Poussée par le Danemark et soutenue par plusieurs États membres comme la France, l’Espagne ou la Suède, cette initiative entend instaurer un « scan côté client » directement sur les appareils des utilisateurs, y compris ceux utilisant des services chiffrés de bout en bout comme Signal, WhatsApp ou Telegram.
Une opposition grandissante en Allemagne
Le 7 octobre, la ministre fédérale allemande de la Justice, Stefanie Hubig, a déclaré publiquement que « le contrôle aléatoire des conversations privées doit rester un tabou dans un État de droit », affirmant que « l’Allemagne ne donnera pas son accord à de telles propositions au niveau européen ». Même les pires crimes, a-t-elle souligné, ne sauraient justifier une atteinte aux droits fondamentaux.
Massenhaftes Scannen privater Nachrichten muss in einem Rechtsstaat tabu sein. « Solchen Vorschlägen wird Deutschland auf EU-Ebene nicht zustimmen », betont Bundesjustizministerin Stefanie Hubig. (1/2) pic.twitter.com/74cWYOy9TX
— BMJV (@bmjv_bund) October 8, 2025
Cette position a été confirmée par Jens Spahn, chef du groupe CDU/CSU au Bundestag, qui a comparé la proposition à « l’ouverture systématique de toutes les lettres postales à titre préventif », qualifiant cette idée d’« inacceptable ».
Le projet mis en échec au Conseil de l’UE
Selon les règles européennes, un texte soumis au Conseil de l’Union doit obtenir une double majorité qualifiée : l’approbation d’au moins 15 États membres représentant au moins 65 % de la population totale de l’UE. Or, avec l’Allemagne représentant à elle seule près de 19 % de cette population, son basculement du côté des opposants rend désormais cette majorité mathématiquement impossible.
Une mobilisation citoyenne et numérique inédite
La résistance au projet ne vient pas uniquement des sphères politiques. Des organisations comme Signal, la Fondation Internet Society, ou encore l’ONG European Digital Rights, ont multiplié les prises de parole pour alerter sur les dangers d’une telle législation.

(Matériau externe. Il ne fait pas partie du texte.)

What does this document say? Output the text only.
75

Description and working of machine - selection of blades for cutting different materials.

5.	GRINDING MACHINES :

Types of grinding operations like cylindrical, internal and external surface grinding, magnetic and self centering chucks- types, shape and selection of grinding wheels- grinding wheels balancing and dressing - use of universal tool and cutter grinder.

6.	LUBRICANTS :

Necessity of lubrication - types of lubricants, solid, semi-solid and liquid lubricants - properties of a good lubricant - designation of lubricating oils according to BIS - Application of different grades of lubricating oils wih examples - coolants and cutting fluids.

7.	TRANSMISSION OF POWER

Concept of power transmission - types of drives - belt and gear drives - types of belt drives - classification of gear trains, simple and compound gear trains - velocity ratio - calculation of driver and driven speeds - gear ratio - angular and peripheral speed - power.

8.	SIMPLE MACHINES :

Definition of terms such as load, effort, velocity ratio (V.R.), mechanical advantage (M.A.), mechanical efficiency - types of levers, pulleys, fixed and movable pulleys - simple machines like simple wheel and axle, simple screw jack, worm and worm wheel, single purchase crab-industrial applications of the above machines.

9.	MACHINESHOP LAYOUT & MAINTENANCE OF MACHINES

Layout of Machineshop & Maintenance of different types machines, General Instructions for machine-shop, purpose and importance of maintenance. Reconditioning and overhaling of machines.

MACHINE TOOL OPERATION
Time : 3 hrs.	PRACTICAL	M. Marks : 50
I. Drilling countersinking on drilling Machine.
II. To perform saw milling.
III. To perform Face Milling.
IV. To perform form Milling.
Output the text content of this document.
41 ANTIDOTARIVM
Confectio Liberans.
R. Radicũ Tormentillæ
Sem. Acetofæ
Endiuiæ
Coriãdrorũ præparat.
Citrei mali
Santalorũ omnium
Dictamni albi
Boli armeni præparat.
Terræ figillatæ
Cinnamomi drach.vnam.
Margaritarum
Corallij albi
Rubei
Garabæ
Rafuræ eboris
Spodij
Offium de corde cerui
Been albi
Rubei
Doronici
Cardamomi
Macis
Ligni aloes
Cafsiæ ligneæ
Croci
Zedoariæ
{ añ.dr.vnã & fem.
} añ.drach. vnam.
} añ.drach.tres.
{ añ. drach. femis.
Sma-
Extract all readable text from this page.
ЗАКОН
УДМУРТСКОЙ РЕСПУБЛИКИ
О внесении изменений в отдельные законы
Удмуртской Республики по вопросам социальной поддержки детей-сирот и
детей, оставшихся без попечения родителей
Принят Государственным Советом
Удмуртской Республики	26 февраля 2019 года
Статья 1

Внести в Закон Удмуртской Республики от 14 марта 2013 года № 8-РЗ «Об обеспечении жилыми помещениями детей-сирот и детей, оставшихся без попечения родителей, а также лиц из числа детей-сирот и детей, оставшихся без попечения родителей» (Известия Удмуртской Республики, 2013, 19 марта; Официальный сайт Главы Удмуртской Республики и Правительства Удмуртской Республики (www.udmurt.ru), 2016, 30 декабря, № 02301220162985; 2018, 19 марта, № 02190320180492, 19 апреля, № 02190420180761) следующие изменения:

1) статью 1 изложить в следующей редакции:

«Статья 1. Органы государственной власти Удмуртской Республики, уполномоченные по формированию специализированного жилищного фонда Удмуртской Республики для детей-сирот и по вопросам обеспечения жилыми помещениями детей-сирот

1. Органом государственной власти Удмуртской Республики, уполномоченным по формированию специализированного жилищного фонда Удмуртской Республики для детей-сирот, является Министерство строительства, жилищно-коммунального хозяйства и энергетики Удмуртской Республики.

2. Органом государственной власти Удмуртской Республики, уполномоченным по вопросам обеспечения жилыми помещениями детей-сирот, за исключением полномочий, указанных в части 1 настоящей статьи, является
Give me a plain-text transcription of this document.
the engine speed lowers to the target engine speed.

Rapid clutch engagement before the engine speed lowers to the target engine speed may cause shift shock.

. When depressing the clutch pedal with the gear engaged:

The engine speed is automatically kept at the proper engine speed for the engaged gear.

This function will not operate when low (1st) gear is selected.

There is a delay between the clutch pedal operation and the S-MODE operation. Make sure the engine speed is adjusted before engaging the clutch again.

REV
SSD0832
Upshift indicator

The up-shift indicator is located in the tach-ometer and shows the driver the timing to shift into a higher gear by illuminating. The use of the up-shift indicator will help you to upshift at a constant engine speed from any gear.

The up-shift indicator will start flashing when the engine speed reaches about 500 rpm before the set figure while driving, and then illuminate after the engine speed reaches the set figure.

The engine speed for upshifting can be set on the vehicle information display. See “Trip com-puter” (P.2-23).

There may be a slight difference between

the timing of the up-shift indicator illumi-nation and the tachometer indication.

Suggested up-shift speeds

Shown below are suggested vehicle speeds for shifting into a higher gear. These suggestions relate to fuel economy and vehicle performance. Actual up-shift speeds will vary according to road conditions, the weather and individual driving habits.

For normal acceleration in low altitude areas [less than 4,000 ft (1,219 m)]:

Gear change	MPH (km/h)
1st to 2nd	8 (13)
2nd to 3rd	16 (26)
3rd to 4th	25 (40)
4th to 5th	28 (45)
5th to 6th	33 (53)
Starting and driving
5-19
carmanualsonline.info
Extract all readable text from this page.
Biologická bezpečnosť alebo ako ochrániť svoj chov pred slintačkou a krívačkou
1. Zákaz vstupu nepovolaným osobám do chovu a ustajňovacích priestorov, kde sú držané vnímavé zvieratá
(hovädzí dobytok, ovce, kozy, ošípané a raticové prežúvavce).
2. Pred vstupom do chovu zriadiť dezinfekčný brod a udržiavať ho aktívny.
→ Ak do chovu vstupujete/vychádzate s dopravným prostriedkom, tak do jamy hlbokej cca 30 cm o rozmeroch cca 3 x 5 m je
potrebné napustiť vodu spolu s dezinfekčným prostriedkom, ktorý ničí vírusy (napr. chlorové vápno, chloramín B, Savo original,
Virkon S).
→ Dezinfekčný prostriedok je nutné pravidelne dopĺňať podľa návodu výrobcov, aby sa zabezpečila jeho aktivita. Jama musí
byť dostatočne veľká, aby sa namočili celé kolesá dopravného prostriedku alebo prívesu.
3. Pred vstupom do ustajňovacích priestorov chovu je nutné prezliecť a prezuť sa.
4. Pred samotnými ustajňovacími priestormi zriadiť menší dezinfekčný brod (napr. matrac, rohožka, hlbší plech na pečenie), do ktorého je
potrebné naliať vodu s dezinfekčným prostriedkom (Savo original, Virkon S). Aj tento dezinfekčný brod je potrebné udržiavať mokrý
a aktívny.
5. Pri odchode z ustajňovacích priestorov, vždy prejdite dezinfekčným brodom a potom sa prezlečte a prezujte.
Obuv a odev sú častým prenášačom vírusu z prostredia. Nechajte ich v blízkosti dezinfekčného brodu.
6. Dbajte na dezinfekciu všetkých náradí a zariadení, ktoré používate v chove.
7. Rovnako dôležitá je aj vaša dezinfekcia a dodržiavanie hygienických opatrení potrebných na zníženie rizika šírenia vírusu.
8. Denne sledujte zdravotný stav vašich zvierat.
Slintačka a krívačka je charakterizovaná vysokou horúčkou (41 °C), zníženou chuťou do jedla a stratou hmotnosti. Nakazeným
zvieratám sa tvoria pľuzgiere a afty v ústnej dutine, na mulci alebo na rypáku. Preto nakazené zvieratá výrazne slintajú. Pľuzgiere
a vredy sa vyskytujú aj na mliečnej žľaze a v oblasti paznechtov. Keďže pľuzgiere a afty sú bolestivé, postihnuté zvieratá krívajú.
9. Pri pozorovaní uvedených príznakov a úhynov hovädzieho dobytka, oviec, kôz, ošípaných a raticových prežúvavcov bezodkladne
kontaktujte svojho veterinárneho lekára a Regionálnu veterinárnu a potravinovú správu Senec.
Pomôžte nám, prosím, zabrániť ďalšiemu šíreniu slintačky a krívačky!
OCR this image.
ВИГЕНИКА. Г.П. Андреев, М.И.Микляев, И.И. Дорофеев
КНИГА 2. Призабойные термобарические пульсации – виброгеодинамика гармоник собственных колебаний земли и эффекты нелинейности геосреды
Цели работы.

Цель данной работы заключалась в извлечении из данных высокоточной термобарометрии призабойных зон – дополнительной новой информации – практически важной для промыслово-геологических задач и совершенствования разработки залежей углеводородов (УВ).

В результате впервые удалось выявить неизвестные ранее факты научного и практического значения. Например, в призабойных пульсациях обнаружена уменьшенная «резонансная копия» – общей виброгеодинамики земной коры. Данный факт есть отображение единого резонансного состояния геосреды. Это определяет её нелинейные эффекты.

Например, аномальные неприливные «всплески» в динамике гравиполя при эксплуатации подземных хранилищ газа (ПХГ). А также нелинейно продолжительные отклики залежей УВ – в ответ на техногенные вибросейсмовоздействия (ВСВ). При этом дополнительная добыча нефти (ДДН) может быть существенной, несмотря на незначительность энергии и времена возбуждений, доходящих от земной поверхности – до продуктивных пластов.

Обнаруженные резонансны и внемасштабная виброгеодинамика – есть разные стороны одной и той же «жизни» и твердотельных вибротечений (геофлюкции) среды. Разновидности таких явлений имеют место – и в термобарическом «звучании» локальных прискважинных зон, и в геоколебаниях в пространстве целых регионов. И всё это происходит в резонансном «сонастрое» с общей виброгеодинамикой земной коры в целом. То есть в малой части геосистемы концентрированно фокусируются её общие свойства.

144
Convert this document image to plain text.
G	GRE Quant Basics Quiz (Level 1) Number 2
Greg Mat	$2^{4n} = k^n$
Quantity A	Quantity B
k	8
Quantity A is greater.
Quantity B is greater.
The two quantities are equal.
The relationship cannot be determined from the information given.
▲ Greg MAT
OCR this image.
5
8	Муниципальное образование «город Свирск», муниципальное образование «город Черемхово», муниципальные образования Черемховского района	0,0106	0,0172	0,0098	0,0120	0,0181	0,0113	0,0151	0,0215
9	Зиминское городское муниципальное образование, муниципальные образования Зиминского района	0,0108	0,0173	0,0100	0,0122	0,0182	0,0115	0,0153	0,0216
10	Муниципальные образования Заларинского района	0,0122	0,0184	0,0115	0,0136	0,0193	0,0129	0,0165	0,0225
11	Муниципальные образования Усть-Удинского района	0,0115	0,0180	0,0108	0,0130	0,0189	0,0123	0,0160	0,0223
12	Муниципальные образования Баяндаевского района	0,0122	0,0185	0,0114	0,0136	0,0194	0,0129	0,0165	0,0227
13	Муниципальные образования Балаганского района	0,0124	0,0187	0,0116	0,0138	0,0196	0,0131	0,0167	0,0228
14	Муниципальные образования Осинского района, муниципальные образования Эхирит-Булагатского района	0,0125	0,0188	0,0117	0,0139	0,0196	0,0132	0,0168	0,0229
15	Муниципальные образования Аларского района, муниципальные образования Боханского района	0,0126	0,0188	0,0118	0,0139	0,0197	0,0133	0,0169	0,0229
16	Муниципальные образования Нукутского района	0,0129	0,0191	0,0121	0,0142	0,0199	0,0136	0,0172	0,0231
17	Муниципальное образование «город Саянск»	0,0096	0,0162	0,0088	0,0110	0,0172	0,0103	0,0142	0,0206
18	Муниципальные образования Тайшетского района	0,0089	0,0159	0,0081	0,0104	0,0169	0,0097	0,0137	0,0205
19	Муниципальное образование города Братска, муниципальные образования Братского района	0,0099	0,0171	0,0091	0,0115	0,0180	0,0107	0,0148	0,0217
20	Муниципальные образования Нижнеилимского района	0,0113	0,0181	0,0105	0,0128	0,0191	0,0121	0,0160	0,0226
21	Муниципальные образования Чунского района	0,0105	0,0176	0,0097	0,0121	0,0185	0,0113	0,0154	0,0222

Ils redoutent qu’un tel système, une fois mis en place, soit utilisé pour d’autres types de surveillance, au-delà de la lutte contre les abus sexuels.
Plusieurs experts en cybersécurité ont également mis en garde contre les failles que pourrait introduire une telle architecture de surveillance. Un système de scan obligatoire, opérant avant le chiffrement, constituerait une « porte dérobée » vulnérable aux attaques d’acteurs malveillants, qu’ils soient criminels ou étatiques.
Une victoire d’étape, mais pas une fin de partie
Si le retrait du vote représente une victoire pour les défenseurs de la vie privée, tous restent prudents. Le texte pourrait être réintroduit ultérieurement, sous une forme modifiée, par une autre présidence tournante du Conseil de l’UE.
Pour l’instant, les messageries chiffrées restent protégées. Mais la bataille pour l’avenir de la vie privée numérique en Europe est loin d’être terminée.